D’autres précautions ont été prises pour protéger ce trésor. Une fois sciés, les morceaux de virure seront fixés sur des supports rigides à l’aide de bandes velcros. Ces supports découpés dans du PVC expansé ont été réalisés sur mesure pour chacune des pièces, dont ils reproduisent fidèlement la forme grâce au modèle 3D de l’épave réalisé lors de la fouille de 2013. Chaque élément ainsi protégé sera ensuite posé sur une sorte de brancard, une échelle en aluminium maintenue horizontalement, qui sera placé en travers sur le bateau pneumatique et ramené sur la terre ferme. À la fin de chaque journée, les pièces sorties de l’eau seront transportées au dépôt archéologique du musée situé à Žminj, à 70 km à l’intérieur des terres.

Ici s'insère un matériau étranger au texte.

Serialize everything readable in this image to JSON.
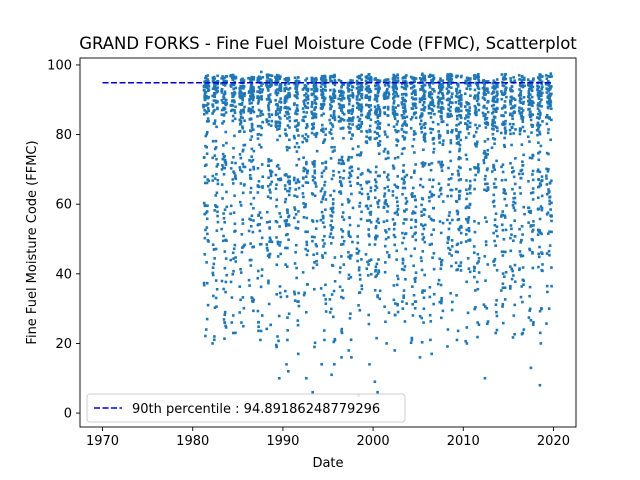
{
  "chart_data": {
    "type": "scatter",
    "title": "GRAND FORKS - Fine Fuel Moisture Code (FFMC), Scatterplot",
    "xlabel": "Date",
    "ylabel": "Fine Fuel Moisture Code (FFMC)",
    "xlim": [
      1967.5,
      2022.5
    ],
    "ylim": [
      -4,
      102
    ],
    "xticks": [
      1970,
      1980,
      1990,
      2000,
      2010,
      2020
    ],
    "yticks": [
      0,
      20,
      40,
      60,
      80,
      100
    ],
    "grid": false,
    "legend_position": "lower-left",
    "data_range_years": [
      1981,
      2019
    ],
    "series": [
      {
        "name": "90th percentile : 94.89186248779296",
        "kind": "dashed-line",
        "color": "#0000cc",
        "x": [
          1970,
          2019.8
        ],
        "y": [
          94.89186248779296,
          94.89186248779296
        ]
      },
      {
        "kind": "points",
        "color": "#1f77b4",
        "x": [
          1981.5,
          1981.6,
          1981.7,
          1982.2,
          1982.4,
          1983.6,
          1984.5,
          1985.4,
          1986.7,
          1987.5,
          1987.6,
          1988.4,
          1989.3,
          1989.6,
          1990.4,
          1990.5,
          1990.6,
          1991.7,
          1992.6,
          1993.3,
          1993.5,
          1994.3,
          1994.6,
          1995.4,
          1995.7,
          1996.5,
          1997.3,
          1997.6,
          1998.4,
          1999.6,
          2000.2,
          2000.5,
          2001.5,
          2002.4,
          2003.3,
          2004.3,
          2005.2,
          2005.6,
          2006.5,
          2007.6,
          2008.3,
          2009.3,
          2010.4,
          2011.6,
          2012.4,
          2013.6,
          2014.4,
          2015.6,
          2016.6,
          2017.5,
          2018.5,
          2018.6
        ],
        "y": [
          24,
          27,
          31,
          20,
          22,
          29,
          23,
          26,
          32,
          21,
          98,
          38,
          19,
          10,
          14,
          21,
          12,
          17,
          10,
          6,
          19,
          14,
          21,
          11,
          14,
          16,
          18,
          16,
          5,
          14,
          9,
          6,
          20,
          18,
          30,
          21,
          16,
          26,
          17,
          33,
          24,
          21,
          20,
          26,
          10,
          23,
          36,
          28,
          23,
          13,
          8,
          20
        ]
      }
    ]
  }
}
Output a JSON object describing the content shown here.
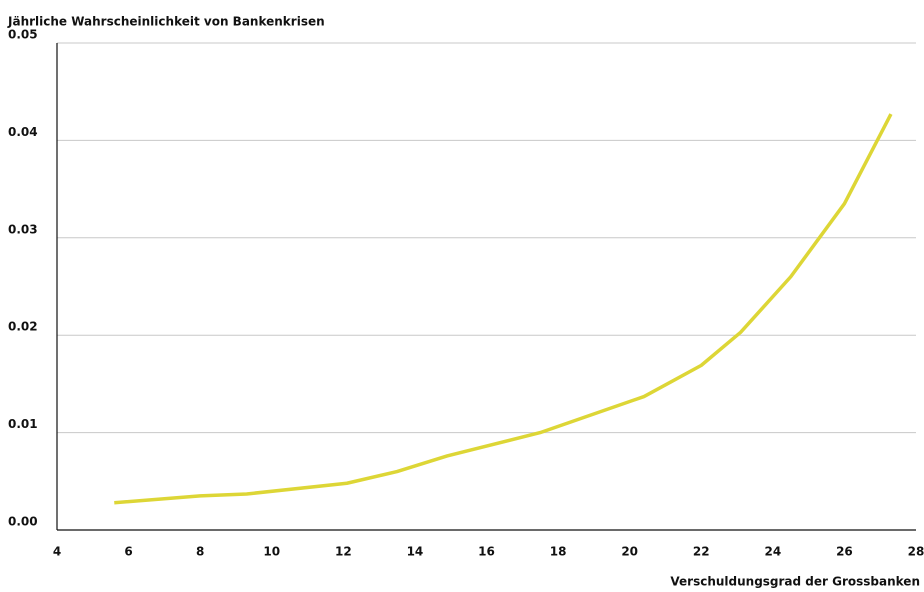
{
  "chart_data": {
    "type": "line",
    "title": "Jährliche Wahrscheinlichkeit von Bankenkrisen",
    "x_label": "Verschuldungsgrad der Grossbanken",
    "x": [
      5.6,
      8,
      9.3,
      12.1,
      13.5,
      14.9,
      17.5,
      20.4,
      22,
      23.1,
      24.5,
      26,
      27.3
    ],
    "series": [
      {
        "color": "#ddd636",
        "values": [
          0.0028,
          0.0035,
          0.0037,
          0.0048,
          0.006,
          0.0076,
          0.01,
          0.0137,
          0.0169,
          0.0203,
          0.026,
          0.0335,
          0.0427
        ]
      }
    ],
    "xlim": [
      4,
      28
    ],
    "xticks": [
      4,
      6,
      8,
      10,
      12,
      14,
      16,
      18,
      20,
      22,
      24,
      26,
      28
    ],
    "ylim": [
      0,
      0.05
    ],
    "yticks": [
      {
        "value": 0,
        "label": "0.00"
      },
      0.01,
      0.02,
      0.03,
      0.04,
      0.05
    ],
    "grid": true
  }
}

C’est là que se dérouleront, en parallèle des travaux sous-marins, les phases de nettoyage et de documentation de l’épave. 

© Philippe Soubias / CNRS CCJ
Les plongeurs nettoient une virure.
© Philippe Soubias / CNRS CCJ
Les plongeurs nettoient une virure.

9 heures et demie. Après ce long briefing, le programme du jour est établi. Le gros de l’équipe rejoint le débarcadère où se trouve la base de travail. Chacun dispose d’une bouteille d’air comprimé et connaît sa tâche pour la journée, l’heure à laquelle il devra s’immerger ou rester à la surface pour assurer la sécurité des plongeurs. Le premier groupe de quatre archéologues--plongeurs se prépare pour l’immersion… La journée va être longue !

#3 – 6 juillet – Tous au dépôt !

Pas de briefing ce matin. Le gros de l’équipe rejoint directement le débarcadère de Zambratija. Nous sommes tendus car le mauvais temps est annoncé. De plus, deux équipes de tournage nous accompagnent aujourd’hui, ce qui risque de perturber notre programme. Pourrons-nous maintenir le rythme, sachant que la mission doit se conclure impérativement le 15 juillet et que beaucoup reste encore à faire ? Plusieurs virures ont déjà été extraites de l’eau, la chaîne opératoire semble fonctionner parfaitement, mais ce n’est pas le moment de mollir !

© Philippe Soubias / CNRS CCJ
Les virures sont placées sur un support rigide afin de les protéger durant la phase de transport.
© Philippe Soubias / CNRS CCJ
Les virures sont placées sur un support rigide afin de les protéger durant la phase de transport.

13 heures. Le vent s’est levé soudainement et les conditions météo ne permettent plus de travailler sereinement sous l’eau. Changement de programme : tout le monde va venir prêter main forte au dépôt de Žminj. Les archéologues-plongeurs ont juste le temps de sécuriser les bois de l’épave et de remonter à la surface les sections déjà emballées. Avec la pluie qui tombe dru, nul besoin de rincer les combinaisons ! Tout le monde se met en route. Au dépôt du musée archéologique, on s’active tout l’après-midi, depuis la table de nettoyage jusqu’au studio photo installé spécialement pour notre mission. Chaque pièce qui arrive doit suivre le même protocole : elle est d’abord débarrassée du sable collé à sa surface à l’aide de jets d’eau et de pinceaux souples, sur une face puis l’autre. Elle est passée au scanner afin de reconstituer sa géométrie puis est envoyée au studio photo où mes collègues photographes réalisent des clichés en macro du bois, afin d’en débusquer les moindres détails. Le bois mouillé est très sombre, et des spots puissants sont nécessaires pour éclairer ces vestiges.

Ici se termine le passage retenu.